Not only did the elite, well-funded college environments allow them to develop their football, but many also received a world-class education in the process.
“With college, you’re studying and you’re playing; that’s the only thing you’re doing and it’s in the same environment,” Ammendolia said.
“Whereas in Australia, you go to uni and you play – it’s two separate entities. Incorporating them so it’s a bit easier on players [would help].
“I know when I was in year 12, when I was playing for the Wanderers, I found it so hard. I was waking up at four o’clock in the morning, driving to training, training, quickly rushing to have a shower, not even having breakfast, then driving straight to school and falling asleep in my first class because I was exhausted.
“A lot of girls [in Australia] have to choose between soccer or school. You shouldn’t have to choose, you should be able to do both, and I think Australia needs to adapt to have both of them working well together.
"That’s why the college league is great: I’m getting a degree while playing at the same time.”
For Ammendolia, who’s now studying to become a high school Biology teacher, the college sport environment is almost a different universe to what’s offered in Australia – especially after the passage of Title IX, which forced universities to fund men’s and women’s college sport equally.
“The comparable [playing] level would definitely be W-League, but the facilities are polar opposites,” she said.
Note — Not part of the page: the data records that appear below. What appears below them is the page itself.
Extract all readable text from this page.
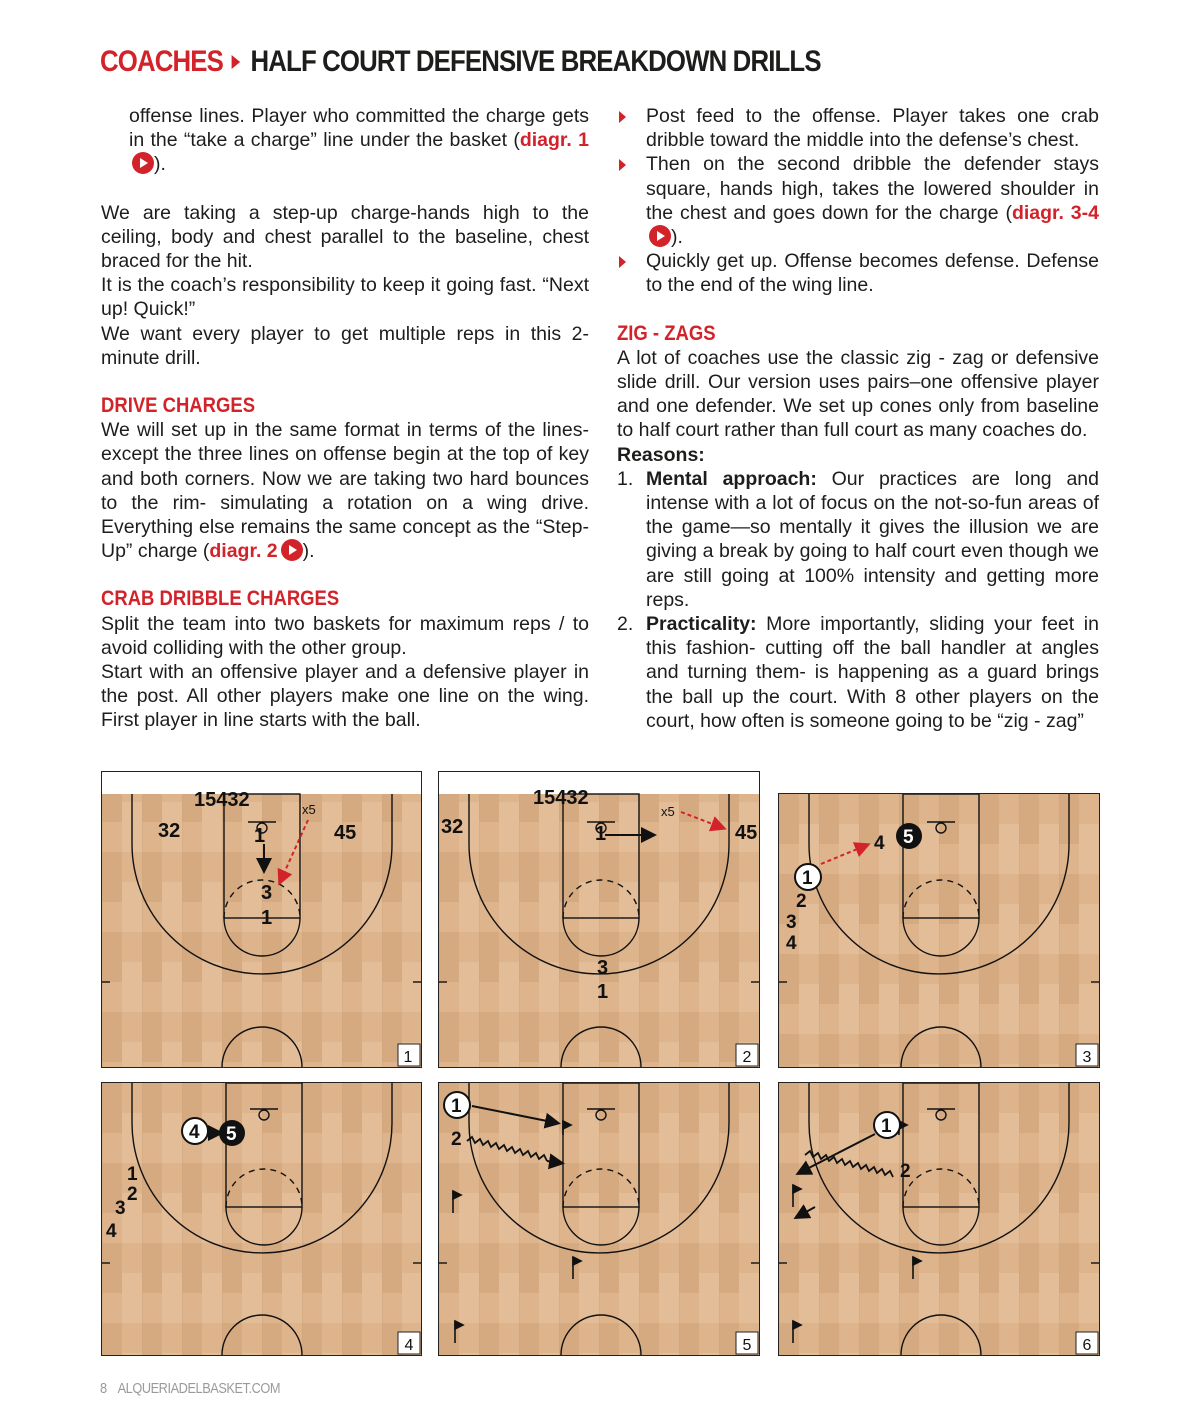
COACHES HALF COURT DEFENSIVE BREAKDOWN DRILLS

offense lines. Player who committed the charge gets in the “take a charge” line under the basket (diagr. 1).

We are taking a step-up charge-hands high to the ceiling, body and chest parallel to the baseline, chest braced for the hit.

It is the coach’s responsibility to keep it going fast. “Next up! Quick!”

We want every player to get multiple reps in this 2-minute drill.

DRIVE CHARGES

We will set up in the same format in terms of the lines- except the three lines on offense begin at the top of key and both corners. Now we are taking two hard bounces to the rim- simulating a rotation on a wing drive. Everything else remains the same concept as the “Step-Up” charge (diagr. 2 ).

CRAB DRIBBLE CHARGES

Split the team into two baskets for maximum reps / to avoid colliding with the other group.

Start with an offensive player and a defensive player in the post. All other players make one line on the wing. First player in line starts with the ball.

Post feed to the offense. Player takes one crab dribble toward the middle into the defense’s chest.
Then on the second dribble the defender stays square, hands high, takes the lowered shoulder in the chest and goes down for the charge (diagr. 3-4 ).
Quickly get up. Offense becomes defense. Defense to the end of the wing line.
ZIG - ZAGS

A lot of coaches use the classic zig - zag or defensive slide drill. Our version uses pairs–one offensive player and one defender. We set up cones only from baseline to half court rather than full court as many coaches do.

Reasons:

1. Mental approach: Our practices are long and intense with a lot of focus on the not-so-fun areas of the game—so mentally it gives the illusion we are giving a break by going to half court even though we are still going at 100% intensity and getting more reps.
2. Practicality: More importantly, sliding your feet in this fashion- cutting off the ball handler at angles and turning them- is happening as a guard brings the ball up the court. With 8 other players on the court, how often is someone going to be “zig - zag”
15432
32	45
1
3
1
x5
1
15432
32	45
1
3
1
x5
2
1
2
3
4
4 5
3
4 5
1
2
3
4
4
1
2
5
1
2
6
8 ALQUERIADELBASKET.COM
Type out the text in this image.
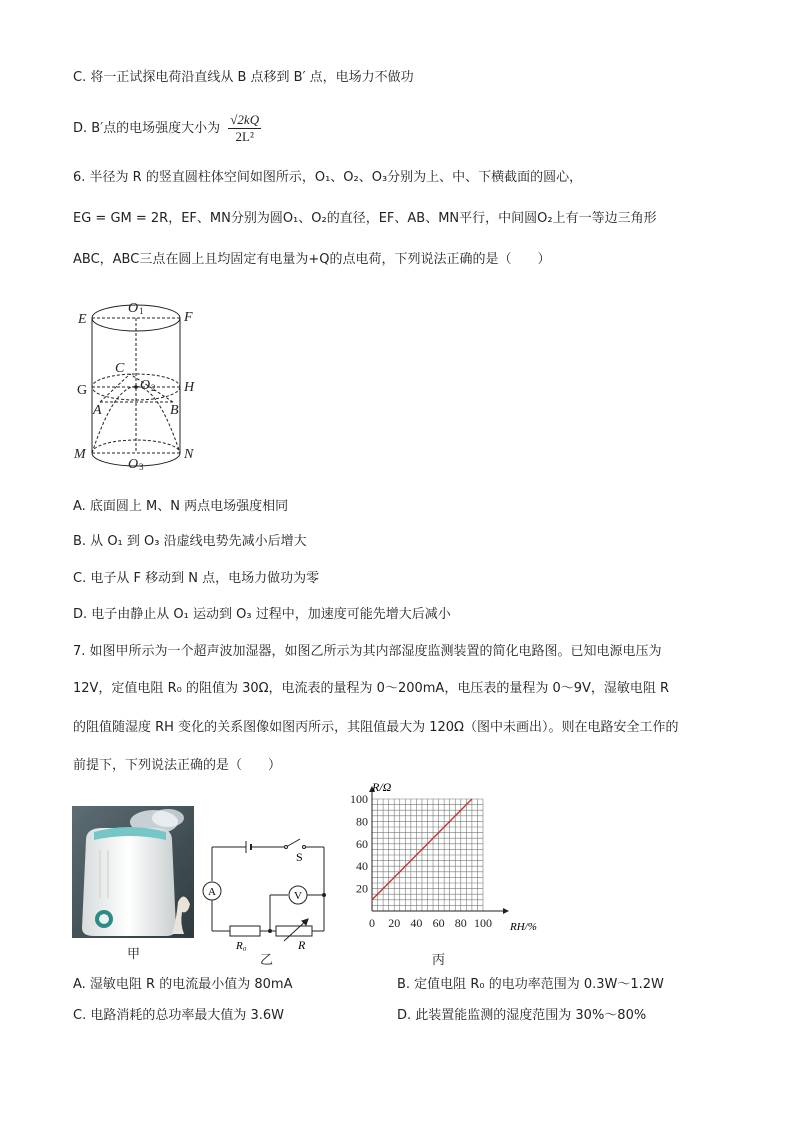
C. 将一正试探电荷沿直线从 B 点移到 B′ 点，电场力不做功
D. B′点的电场强度大小为 $\frac{√2kQ}{\text{2L²}}$
6. 半径为 R 的竖直圆柱体空间如图所示，O₁、O₂、O₃分别为上、中、下横截面的圆心，
EG = GM = 2R，EF、MN分别为圆O₁、O₂的直径，EF、AB、MN平行，中间圆O₂上有一等边三角形
ABC，ABC三点在圆上且均固定有电量为+Q的点电荷，下列说法正确的是（　　）
O 1
E	F
C
O 2
G	H
A	B
M	N
O 3
A. 底面圆上 M、N 两点电场强度相同
B. 从 O₁ 到 O₃ 沿虚线电势先减小后增大
C. 电子从 F 移动到 N 点，电场力做功为零
D. 电子由静止从 O₁ 运动到 O₃ 过程中，加速度可能先增大后减小
7. 如图甲所示为一个超声波加湿器，如图乙所示为其内部湿度监测装置的简化电路图。已知电源电压为
12V，定值电阻 R₀ 的阻值为 30Ω，电流表的量程为 0～200mA，电压表的量程为 0～9V，湿敏电阻 R
的阻值随湿度 RH 变化的关系图像如图丙所示，其阻值最大为 120Ω（图中未画出）。则在电路安全工作的
前提下，下列说法正确的是（　　）
甲
A	V
S
R₀	R
乙
0 20 40 60 80 100
20
40
60
80
100
R/Ω
RH/%
丙
A. 湿敏电阻 R 的电流最小值为 80mA	B. 定值电阻 R₀ 的电功率范围为 0.3W～1.2W
C. 电路消耗的总功率最大值为 3.6W	D. 此装置能监测的湿度范围为 30%～80%
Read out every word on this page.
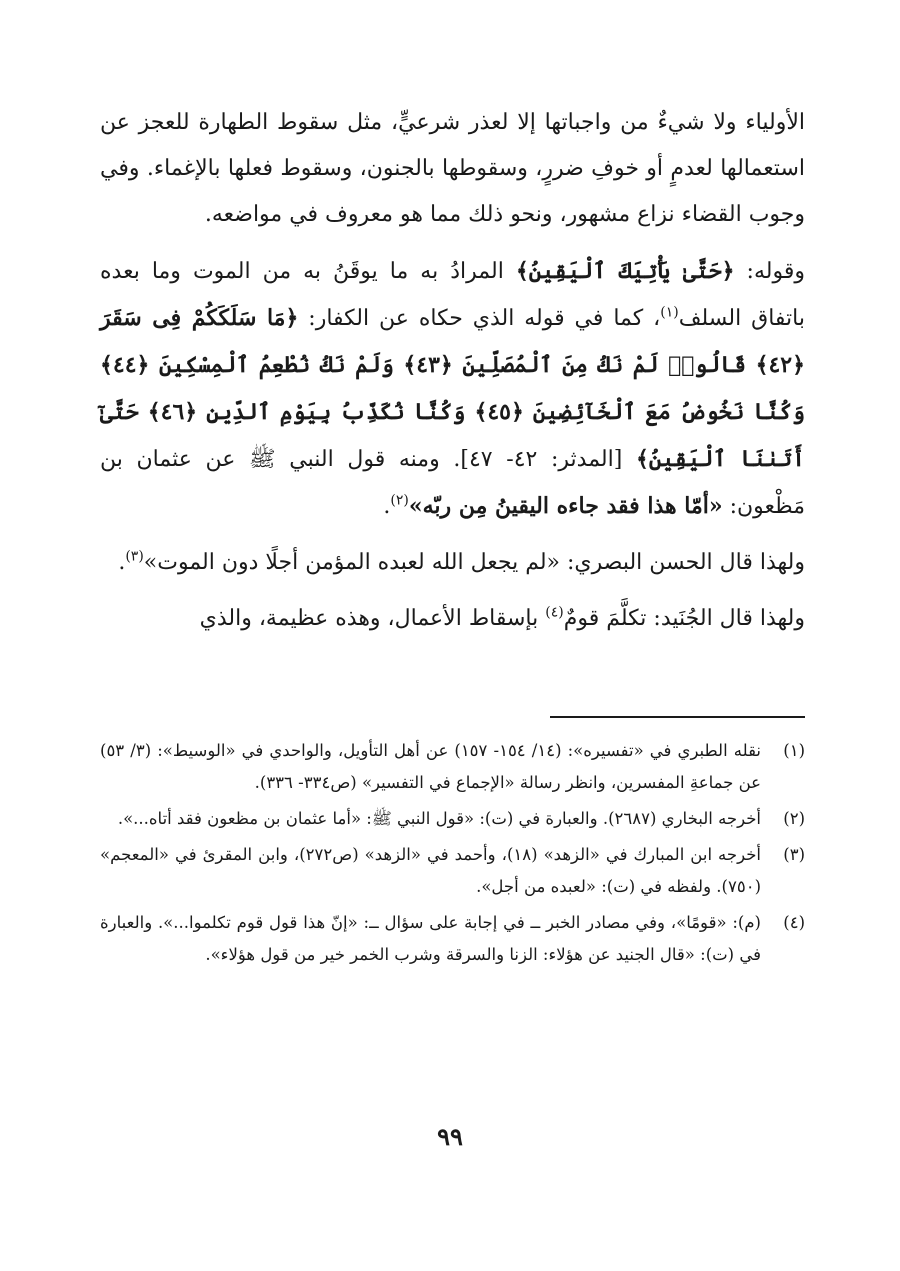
الأولياء ولا شيءٌ من واجباتها إلا لعذر شرعيٍّ، مثل سقوط الطهارة للعجز عن استعمالها لعدمٍ أو خوفِ ضررٍ، وسقوطها بالجنون، وسقوط فعلها بالإغماء. وفي وجوب القضاء نزاع مشهور، ونحو ذلك مما هو معروف في مواضعه.

وقوله: ﴿حَتَّىٰ يَأْتِيَكَ ٱلْيَقِينُ﴾ المرادُ به ما يوقَنُ به من الموت وما بعده باتفاق السلف$^{(١)}$، كما في قوله الذي حكاه عن الكفار: ﴿مَا سَلَكَكُمْ فِى سَقَرَ ﴿٤٢﴾ قَالُوا۟ لَمْ نَكُ مِنَ ٱلْمُصَلِّينَ ﴿٤٣﴾ وَلَمْ نَكُ نُطْعِمُ ٱلْمِسْكِينَ ﴿٤٤﴾ وَكُنَّا نَخُوضُ مَعَ ٱلْخَآئِضِينَ ﴿٤٥﴾ وَكُنَّا نُكَذِّبُ بِيَوْمِ ٱلدِّينِ ﴿٤٦﴾ حَتَّىٰٓ أَتَىٰنَا ٱلْيَقِينُ﴾ [المدثر: ٤٢- ٤٧]. ومنه قول النبي ﷺ عن عثمان بن مَظْعون: «أمّا هذا فقد جاءه اليقينُ مِن ربّه»$^{(٢)}$.

ولهذا قال الحسن البصري: «لم يجعل الله لعبده المؤمن أجلًا دون الموت»$^{(٣)}$.

ولهذا قال الجُنَيد: تكلَّمَ قومٌ$^{(٤)}$ بإسقاط الأعمال، وهذه عظيمة، والذي

(١)
نقله الطبري في «تفسيره»: (١٤/ ١٥٤- ١٥٧) عن أهل التأويل، والواحدي في «الوسيط»: (٣/ ٥٣) عن جماعةِ المفسرين، وانظر رسالة «الإجماع في التفسير» (ص٣٣٤- ٣٣٦).
(٢)
أخرجه البخاري (٢٦٨٧). والعبارة في (ت): «قول النبي ﷺ: «أما عثمان بن مظعون فقد أتاه...».
(٣)
أخرجه ابن المبارك في «الزهد» (١٨)، وأحمد في «الزهد» (ص٢٧٢)، وابن المقرئ في «المعجم» (٧٥٠). ولفظه في (ت): «لعبده من أجل».
(٤)
(م): «قومًا»، وفي مصادر الخبر ــ في إجابة على سؤال ــ: «إنّ هذا قول قوم تكلموا...». والعبارة في (ت): «قال الجنيد عن هؤلاء: الزنا والسرقة وشرب الخمر خير من قول هؤلاء».
٩٩
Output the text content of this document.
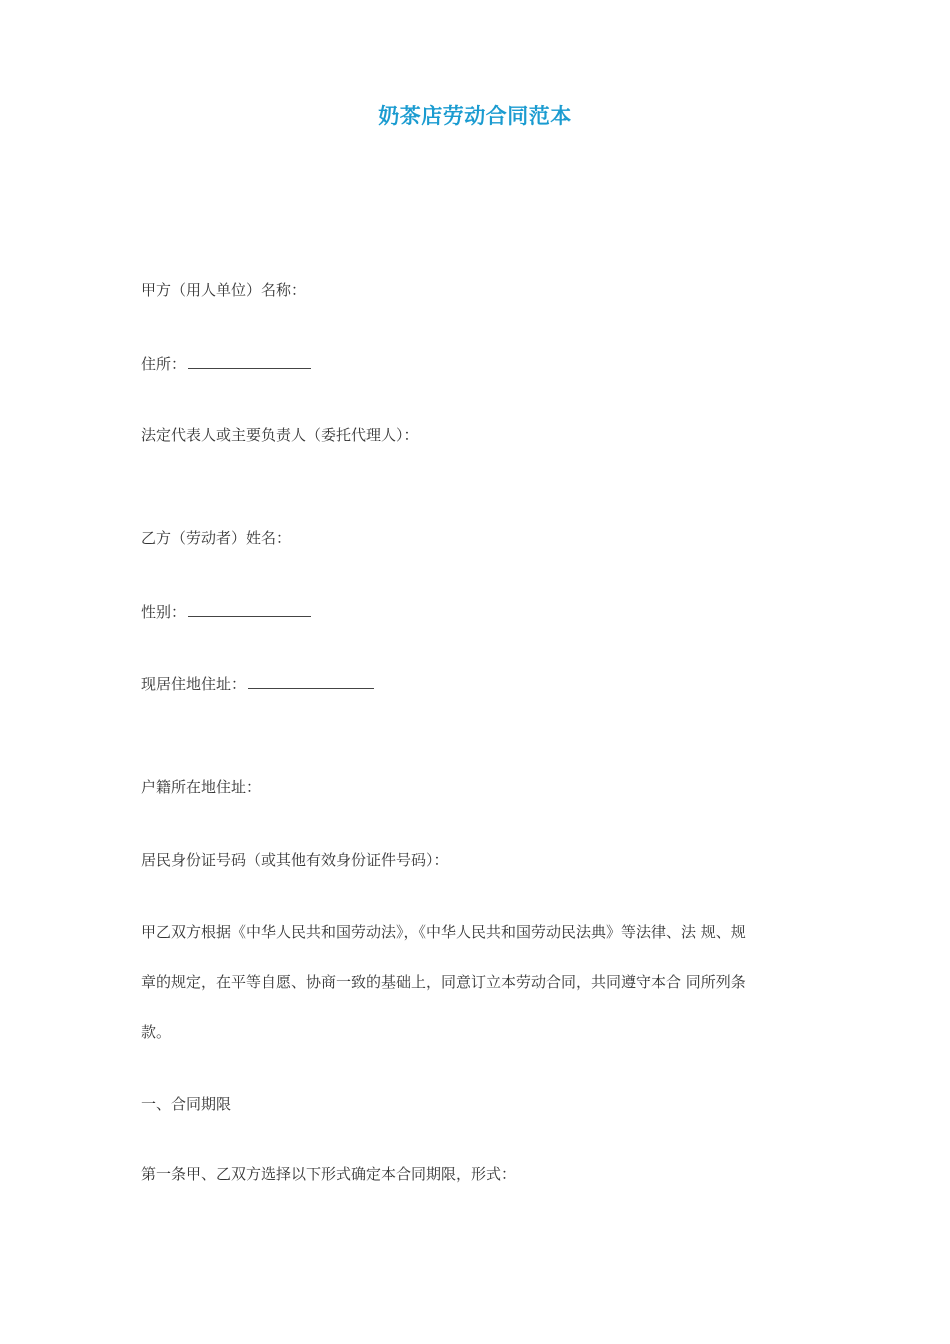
奶茶店劳动合同范本
甲方（用人单位）名称：
住所：
法定代表人或主要负责人（委托代理人）：
乙方（劳动者）姓名：
性别：
现居住地住址：
户籍所在地住址：
居民身份证号码（或其他有效身份证件号码）：
甲乙双方根据《中华人民共和国劳动法》，《中华人民共和国劳动民法典》等法律、法 规、规
章的规定，在平等自愿、协商一致的基础上，同意订立本劳动合同，共同遵守本合 同所列条
款。
一、合同期限
第一条甲、乙双方选择以下形式确定本合同期限，形式：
“American facilities are incredible: recovery, weights, fields, gym, video, everything under the sun. Funding is a major thing because they put a lot of funding into their athlete departments.
“My school probably isn’t the best overall for facilities, but it’s still great compared to what I had in Australia. We have ice baths, hot and cold spas, all these recovery things… whereas in Australia, you just packed up and went home. You maybe got an ice bath in a wheelie bin, but that’s really it.
“When I played W-League, we didn’t have great fields. If the grass was cut, it was great. But in America, we get the grass cut and rolled every day.
"That’s probably one of the biggest differences: the women get treated exactly the same as the men.”
While the last year has seen every Australian player quit the W-League/NWSL cycle and head to Europe, Ammendolia still has her sights set on the dream her younger self wrote down in her time capsule almost a decade ago.
“Fingers crossed we make it to the Sweet Sixteen [best-of-the-best college tournament]; that’s the end-goal of being in Hawaii,” she said.
“But after Hawaii, I really want to get drafted into the NWSL.
“To play in the NWSL has been my goal since I was little. I followed the US quite closely because they were a great team and I had access to them. I looked up to Abby Wambach and saw her playing in America and I said, ‘I want to be her. I want to do that.’
“I know girls who have played there in the past – I’ve played with a fair few Americans or even Aussies who’ve gone over there – so I think, ‘if they can do it, surely I can do it too'.”